地産再エネ資源を利用したレジリエントでカーボンニュートラルな離島モデルの構築プロジェクト
概要
島の課題
- 収蔵施設が小規模かつ漁船への供給が優先となっているため、家庭用燃料には20L/回の購入制限が設けられている。
- 四方を海に囲まれた島しょ地域で急峻な地形も存在するなどの地理的・地形的な条件から、豪雨災害等による被害が度々発生しており、防災拠点施設等への自立・分散型エネルギーが必要とされている。
- 島内で消費するエネルギー量の5.3倍のポテンシャルを有している一方、再エネ自給率は4.7%に留まっている。
位置図
調査体制
取組概要
- 充電済みの可搬型蓄電池を実証家庭に配置する。
実証家庭では、生活に必要な家電、冷暖房機、AV機器等を蓄電池からの給電で使用する。 - 既に商用化されているモニタリングシステムを参考に、家庭に設置された蓄電池の残量等を遠隔でモニタリングするシステムの確認を行い、実施可能であれば上記と併せて簡易実証を行う。
- ソーラーシェアリングの導入可能性を確認するため、ソーラーシェアリング導入の先行地域の現地調査を行う。
目指す姿・期待する効果
上天草市全体の脱炭素化を推進する主体として、地域企業を中心として地域エネルギー会社を設立する。同社の事業の一部として、湯島において再エネ発電や同電力の蓄電池への蓄電、さらには蓄電池を各家庭に設置し、各家庭は蓄電池からの電力で生活する。各家庭に設置された蓄電池はリモートで蓄電量等がモニタリングされ、残量0となる前に充電された蓄電池にリプレースされる。
- 各家庭の電力は再エネ電力由来のものとなりCO2の排出はゼロとなる。
- 系統電力からの買電は必要最小限となり、結果としてレジリエンス機能が強化される。
- 設立する地域エネルギー会社は利益を確保することができれば、地域の電力供給を支えるだけでなく、地域雇用を生み出す効果も期待できる。
主な実証内容
実証内容
- ①可搬型蓄電池による生活実証
充電済みの可搬型蓄電池を実証家庭に配置する。実証家庭では、生活に必要な家電、冷暖房機、AV機器等を蓄電池からの給電で使用する。 - ②モニタリングシステムの確認(簡易実証)
既に商用化されているモニタリングシステムを参考に、家庭に設置された蓄電池の残量等を遠隔でモニタリングするシステムの確認を行い、実施可能であれば①と併せて簡易実証を行う。 - ③ソーラーシェアリングの先行事例調査
湯島では家屋の老朽化等により、屋根置き型の太陽光発電設備の設置が難しい。
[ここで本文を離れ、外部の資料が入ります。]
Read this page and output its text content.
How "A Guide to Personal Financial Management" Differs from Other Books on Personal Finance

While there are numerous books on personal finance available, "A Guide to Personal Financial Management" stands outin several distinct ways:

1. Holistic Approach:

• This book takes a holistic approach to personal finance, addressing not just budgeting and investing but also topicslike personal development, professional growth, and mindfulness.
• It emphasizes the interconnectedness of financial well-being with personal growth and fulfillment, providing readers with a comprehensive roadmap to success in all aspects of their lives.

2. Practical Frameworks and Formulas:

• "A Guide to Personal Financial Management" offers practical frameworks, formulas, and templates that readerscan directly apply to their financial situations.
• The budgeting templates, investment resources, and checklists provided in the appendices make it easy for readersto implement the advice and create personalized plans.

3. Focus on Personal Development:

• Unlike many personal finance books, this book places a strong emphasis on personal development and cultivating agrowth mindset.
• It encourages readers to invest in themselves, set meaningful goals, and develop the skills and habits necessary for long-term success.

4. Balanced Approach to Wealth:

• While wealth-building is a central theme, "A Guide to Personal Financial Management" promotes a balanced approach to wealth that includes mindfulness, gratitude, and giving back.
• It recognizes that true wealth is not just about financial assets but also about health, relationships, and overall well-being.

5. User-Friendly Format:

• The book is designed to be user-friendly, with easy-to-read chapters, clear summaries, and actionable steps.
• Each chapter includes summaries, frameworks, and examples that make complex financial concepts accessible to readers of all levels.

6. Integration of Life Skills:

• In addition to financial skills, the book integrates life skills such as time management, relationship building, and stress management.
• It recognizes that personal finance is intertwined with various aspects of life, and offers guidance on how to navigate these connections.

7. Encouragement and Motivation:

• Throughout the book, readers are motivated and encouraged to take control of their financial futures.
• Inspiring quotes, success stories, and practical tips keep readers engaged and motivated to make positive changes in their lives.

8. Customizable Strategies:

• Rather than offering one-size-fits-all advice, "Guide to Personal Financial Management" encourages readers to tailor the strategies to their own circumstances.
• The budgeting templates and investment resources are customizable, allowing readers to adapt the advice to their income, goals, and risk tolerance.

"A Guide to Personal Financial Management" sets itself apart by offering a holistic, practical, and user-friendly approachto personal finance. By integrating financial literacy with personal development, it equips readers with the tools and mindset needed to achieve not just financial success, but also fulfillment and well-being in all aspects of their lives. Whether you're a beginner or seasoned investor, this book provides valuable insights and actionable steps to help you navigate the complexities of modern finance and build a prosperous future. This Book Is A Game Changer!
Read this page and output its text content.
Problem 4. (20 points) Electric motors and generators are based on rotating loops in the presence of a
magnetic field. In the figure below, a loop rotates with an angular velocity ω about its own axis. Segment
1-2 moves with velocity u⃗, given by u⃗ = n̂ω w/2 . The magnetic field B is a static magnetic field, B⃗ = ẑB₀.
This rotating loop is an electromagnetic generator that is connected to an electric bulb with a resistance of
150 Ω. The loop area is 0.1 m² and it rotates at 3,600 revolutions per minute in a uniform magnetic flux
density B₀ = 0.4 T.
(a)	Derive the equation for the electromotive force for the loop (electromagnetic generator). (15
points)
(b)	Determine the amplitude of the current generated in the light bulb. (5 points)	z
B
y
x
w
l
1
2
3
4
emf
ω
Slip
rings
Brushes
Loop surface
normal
そこで、島内の耕作放棄地を活用したソーラーシェアリングの導入可能性を確認するため、ソーラーシェアリング導入の先行地域の現地調査を行う。
主な実証結果
①・②:2022年10~11月、2023年2月に2回に分けて実施。
1日1回の交換で各家庭の主要な家電への電力供給が可能であった。
また、2回目には、蓄電池運搬に係る人的負担軽減策としてアシストスーツ、蓄電池運搬手段としてEVトライクを活用するなど事業化した際の具体的な運用を想定した要素を追加した実証を行った。
③:2023年2月末に千葉県の先行事例を視察。
成果と課題
蓄電池を各種家電に接続して生活すること自体には大きな支障はないと考えられる。一方で、蓄電池を運搬することの人的負担は想像以上に大きい。蓄電池の設置場所が屋外になるなど交換しやすい環境が整備されたとしても、道路~各家庭の玄関・勝手口等への段差は随所に見受けられる。また、蓄電池自体相当重量があるため、技術の進展により軽量・小型で大容量の電池が開発されることを期待する。
ソーラーシェアリングの導入については、ハード(技術)面では湯島に設置すること自体に大きな問題はないと考えられる。ソフト面では、建設候補地及び土地に関する権利等の整理が必要となる。発電事業者・農業従事者の法人のあり方や契約の形態等も、各地域の事情によって異なると想定される。また、建設候補地の確定以後では、地権者の同意取得、農業委員会への農地転用の申請、架台下で行う農業・作物の選定といった検討・作業が必要になる。
湯島における事業展開は単独では収支が赤字になる可能性が高いため、今後設立予定の地域エネルギー会社は市内他エリアでPPA事業等の収益の柱を確保してから、本格的に事業化に取り組んでいくことが考えられる。